The Pre-Workout: What to eat to get the most out of your workout.

It is absolutely important to eat before your workout. It's even MORE important to choose the RIGHT foods to eat before a workout to get the most out of it and to perform your best.

Think about it! You ever noticed that your workout feels a lot different depending on what you eat or don’t eat before your workout? Fueling your body with the right foods will improve the flow of your workout, boost your performance and endurance, prevent you from crashing, and help your muscles recover and grow stronger. Eating foods like cereal or too much fat or protein, or not eating could cause dizziness, nausea,  cramping, lack of energy and poor muscle recovery.

It’s recommended that you eat at least 30 minutes to an hour prior to a tough workout. If possible, eat closer to an hour before to give your food time to digest and your body a chance to extract the necessary nutrients to fuel your workout.

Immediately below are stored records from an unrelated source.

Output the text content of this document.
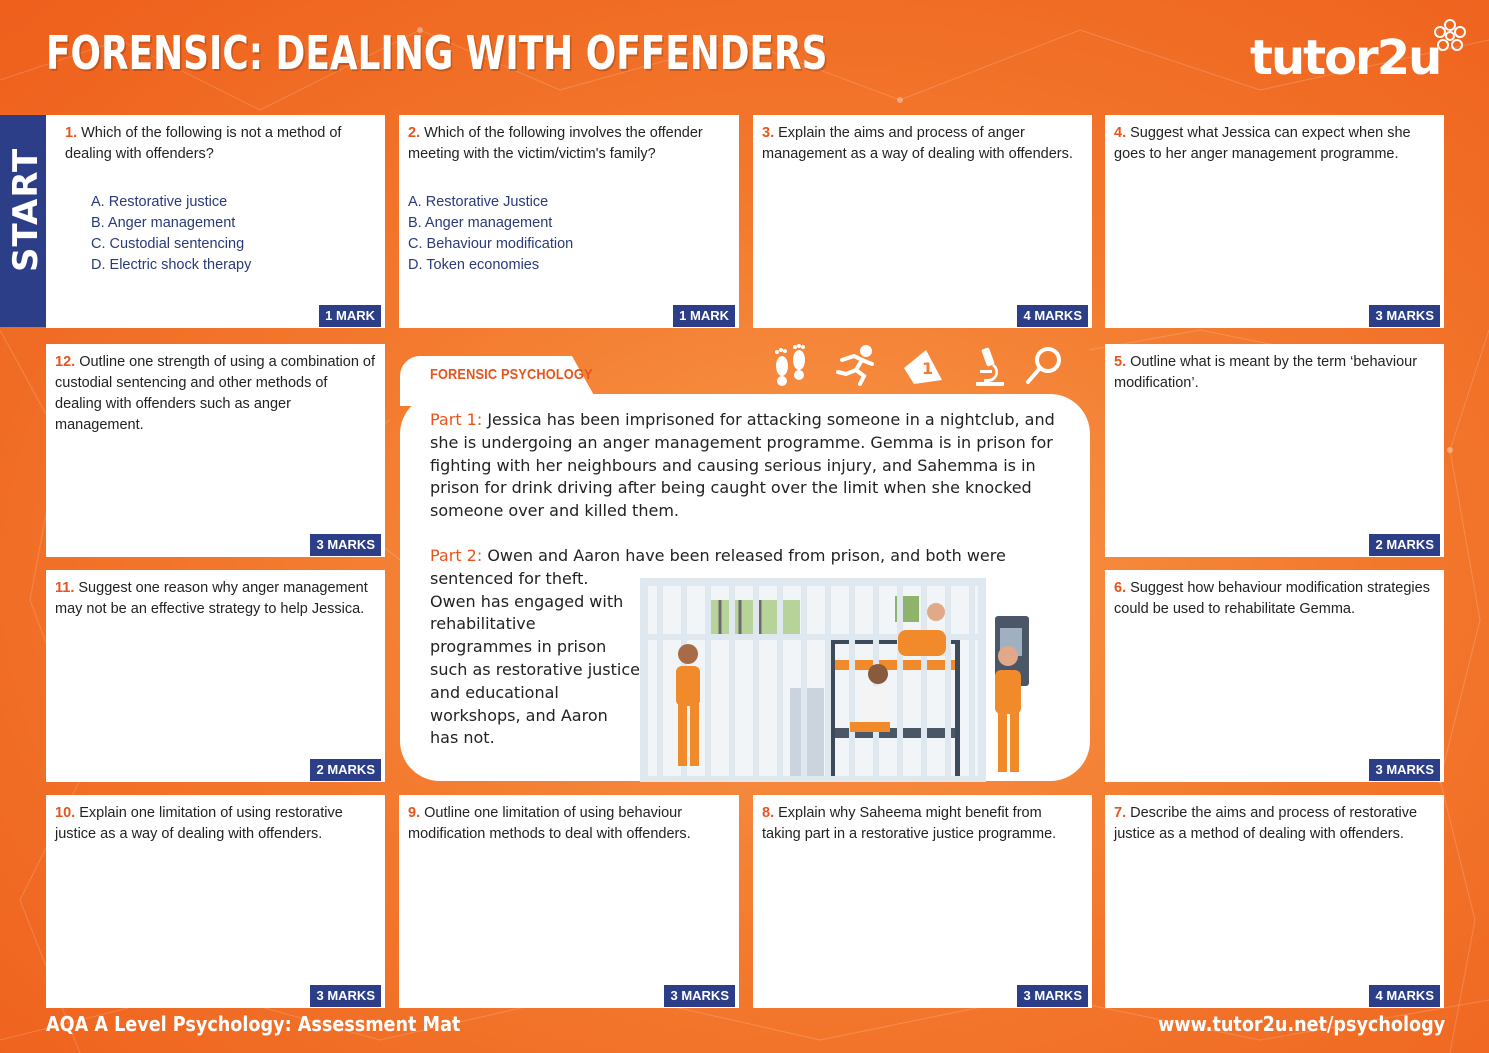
FORENSIC: DEALING WITH OFFENDERS	tutor2u
START
1. Which of the following is not a method of dealing with offenders?
A. Restorative justice
B. Anger management
C. Custodial sentencing
D. Electric shock therapy
1 MARK
2. Which of the following involves the offender meeting with the victim/victim's family?
A. Restorative Justice
B. Anger management
C. Behaviour modification
D. Token economies
1 MARK
3. Explain the aims and process of anger management as a way of dealing with offenders.
4 MARKS
4. Suggest what Jessica can expect when she goes to her anger management programme.
3 MARKS
12. Outline one strength of using a combination of custodial sentencing and other methods of dealing with offenders such as anger management.
3 MARKS
5. Outline what is meant by the term ‘behaviour modification’.
2 MARKS
11. Suggest one reason why anger management may not be an effective strategy to help Jessica.
2 MARKS
6. Suggest how behaviour modification strategies could be used to rehabilitate Gemma.
3 MARKS
10. Explain one limitation of using restorative justice as a way of dealing with offenders.
3 MARKS
9. Outline one limitation of using behaviour modification methods to deal with offenders.
3 MARKS
8. Explain why Saheema might benefit from taking part in a restorative justice programme.
3 MARKS
7. Describe the aims and process of restorative justice as a method of dealing with offenders.
4 MARKS
FORENSIC PSYCHOLOGY	1

Part 1: Jessica has been imprisoned for attacking someone in a nightclub, and she is undergoing an anger management programme. Gemma is in prison for fighting with her neighbours and causing serious injury, and Sahemma is in prison for drink driving after being caught over the limit when she knocked someone over and killed them.

Part 2: Owen and Aaron have been released from prison, and both were

sentenced for theft.

Owen has engaged with rehabilitative programmes in prison such as restorative justice and educational workshops, and Aaron has not.

AQA A Level Psychology: Assessment Mat	www.tutor2u.net/psychology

So!! WHAT TO EAT!!?? Glad you asked!


Beets are the ultimate pre-workout "supplement". The fiber helps reduce cholesterol and triglycerides by increasing the level of good HDL cholesterol, meaning you’ll have a healthier heart. Beets are great for lowering inflammation, blood pressure and preventing respiratory issues such as asthma symptoms. Packed with vitamin C, A and K, magnesium,potassium and copper, they also increase blood flow to working muscles, which can improve your workout and boost stamina and endurance. Workouts feel much smoother and you don't feel as exhausted. Even better, they’re rich in antioxidants, helping you to fully detox stress and other toxins in the body before or after your workout. Try my Beets Me smoothie or a beets and banana smoothie 30 minutes before a workout.

Sweet potatoes

The body relies on carbs for its energy source. Sweet potatoes provide a nice energy boost for an intense workout and contains loads of potassium, which plays a role in nerve functions, muscle control and electrolyte balance. Be careful with how much you consume before a workout, though. Sweet potatoes are high in fiber, which is great for a healthy gut and controlling your appetite. But too much fiber before a workout may have you running to the restroom mid workout. Try Rosemary Parmesan Roasted Sweet Potatoes or Chicken with Roasted, Sweet Potato Salad an hour before a workout.

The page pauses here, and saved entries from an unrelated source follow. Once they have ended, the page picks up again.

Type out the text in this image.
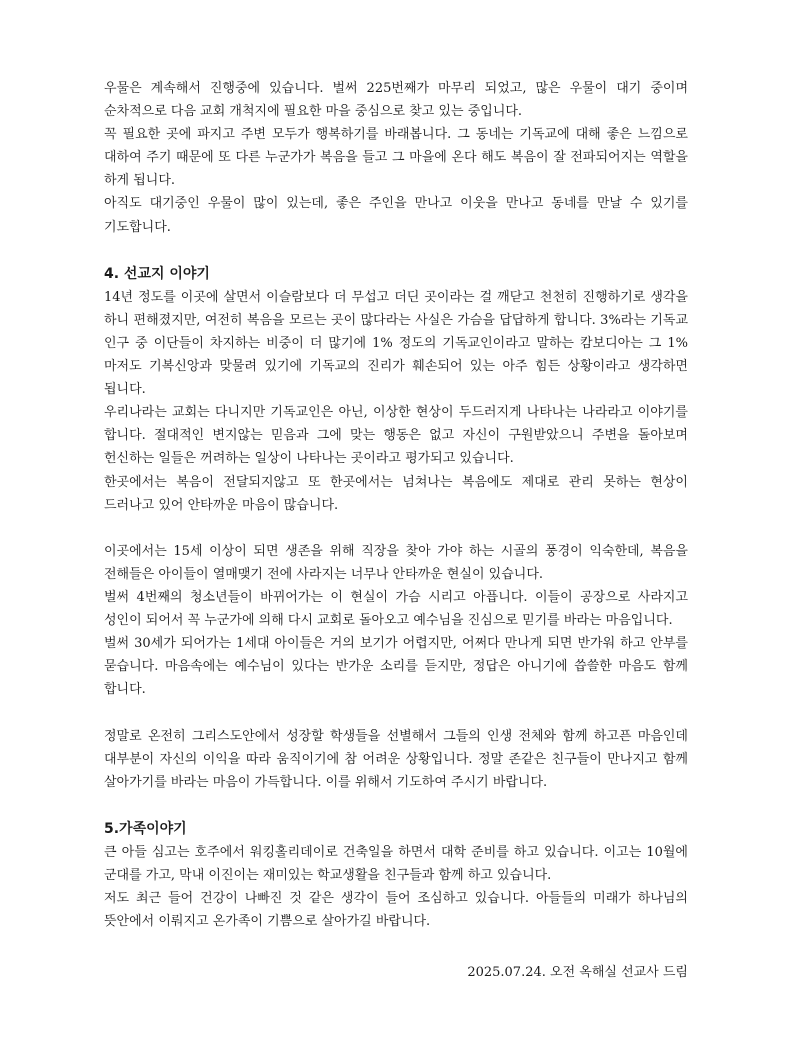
우물은 계속해서 진행중에 있습니다. 벌써 225번째가 마무리 되었고, 많은 우물이 대기 중이며 순차적으로 다음 교회 개척지에 필요한 마을 중심으로 찾고 있는 중입니다.

꼭 필요한 곳에 파지고 주변 모두가 행복하기를 바래봅니다. 그 동네는 기독교에 대해 좋은 느낌으로 대하여 주기 때문에 또 다른 누군가가 복음을 들고 그 마을에 온다 해도 복음이 잘 전파되어지는 역할을 하게 됩니다.

아직도 대기중인 우물이 많이 있는데, 좋은 주인을 만나고 이웃을 만나고 동네를 만날 수 있기를 기도합니다.

4. 선교지 이야기

14년 정도를 이곳에 살면서 이슬람보다 더 무섭고 더딘 곳이라는 걸 깨닫고 천천히 진행하기로 생각을 하니 편해졌지만, 여전히 복음을 모르는 곳이 많다라는 사실은 가슴을 답답하게 합니다. 3%라는 기독교 인구 중 이단들이 차지하는 비중이 더 많기에 1% 정도의 기독교인이라고 말하는 캄보디아는 그 1% 마저도 기복신앙과 맞물려 있기에 기독교의 진리가 훼손되어 있는 아주 힘든 상황이라고 생각하면 됩니다.

우리나라는 교회는 다니지만 기독교인은 아닌, 이상한 현상이 두드러지게 나타나는 나라라고 이야기를 합니다. 절대적인 변지않는 믿음과 그에 맞는 행동은 없고 자신이 구원받았으니 주변을 돌아보며 헌신하는 일들은 꺼려하는 일상이 나타나는 곳이라고 평가되고 있습니다.

한곳에서는 복음이 전달되지않고 또 한곳에서는 넘쳐나는 복음에도 제대로 관리 못하는 현상이 드러나고 있어 안타까운 마음이 많습니다.

이곳에서는 15세 이상이 되면 생존을 위해 직장을 찾아 가야 하는 시골의 풍경이 익숙한데, 복음을 전해들은 아이들이 열매맺기 전에 사라지는 너무나 안타까운 현실이 있습니다.

벌써 4번째의 청소년들이 바뀌어가는 이 현실이 가슴 시리고 아픕니다. 이들이 공장으로 사라지고 성인이 되어서 꼭 누군가에 의해 다시 교회로 돌아오고 예수님을 진심으로 믿기를 바라는 마음입니다.

벌써 30세가 되어가는 1세대 아이들은 거의 보기가 어렵지만, 어쩌다 만나게 되면 반가워 하고 안부를 묻습니다. 마음속에는 예수님이 있다는 반가운 소리를 듣지만, 정답은 아니기에 씁쓸한 마음도 함께 합니다.

정말로 온전히 그리스도안에서 성장할 학생들을 선별해서 그들의 인생 전체와 함께 하고픈 마음인데 대부분이 자신의 이익을 따라 움직이기에 참 어려운 상황입니다. 정말 존같은 친구들이 만나지고 함께 살아가기를 바라는 마음이 가득합니다. 이를 위해서 기도하여 주시기 바랍니다.

5.가족이야기

큰 아들 심고는 호주에서 워킹홀리데이로 건축일을 하면서 대학 준비를 하고 있습니다. 이고는 10월에 군대를 가고, 막내 이진이는 재미있는 학교생활을 친구들과 함께 하고 있습니다.

저도 최근 들어 건강이 나빠진 것 같은 생각이 들어 조심하고 있습니다. 아들들의 미래가 하나님의 뜻안에서 이뤄지고 온가족이 기쁨으로 살아가길 바랍니다.

2025.07.24. 오전 옥해실 선교사 드림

Like sweet potatoes, the carbs in oats provide a steady stream of energy for the workout because they are digested at a slow pace and release the energy slowly. Oats supply you with B vitamins which are essential for converting carbs into energy. They’re even great for increasing your protein intake. Try a bowl of rolled oats made with almond milk, sliced bananas and blueberries 45 minutes before your workout.

Now this list is not comprehensive by any means. Other great preworkout foods include bananas, chicken, rice, veggies and some protein bars. It’s crucial to always eat a light meal at least 30 minutes prior to a moderate-high intensity workout.

* Disclaimer: I am not a certified nutritionist and make no claims to the contrary. Each individual’s dietary needs and restrictions are unique to the individual. You are ultimately responsible for all decisions pertaining to your health. Content reflects the writer’s experiences and practices that works best for the writer(s). Gutted Fitness and it’s website occasionally offers nutritional and workout information as experienced by the writer(s) and publisher(s). Content should not be construed as a guarantee and is only produced for informational purposes only. The website is not intended to diagnose, treat, cure or prevent any disease, or fitness or mental health injury. Content should not be considered a substitute for professional medical expertise or treatment.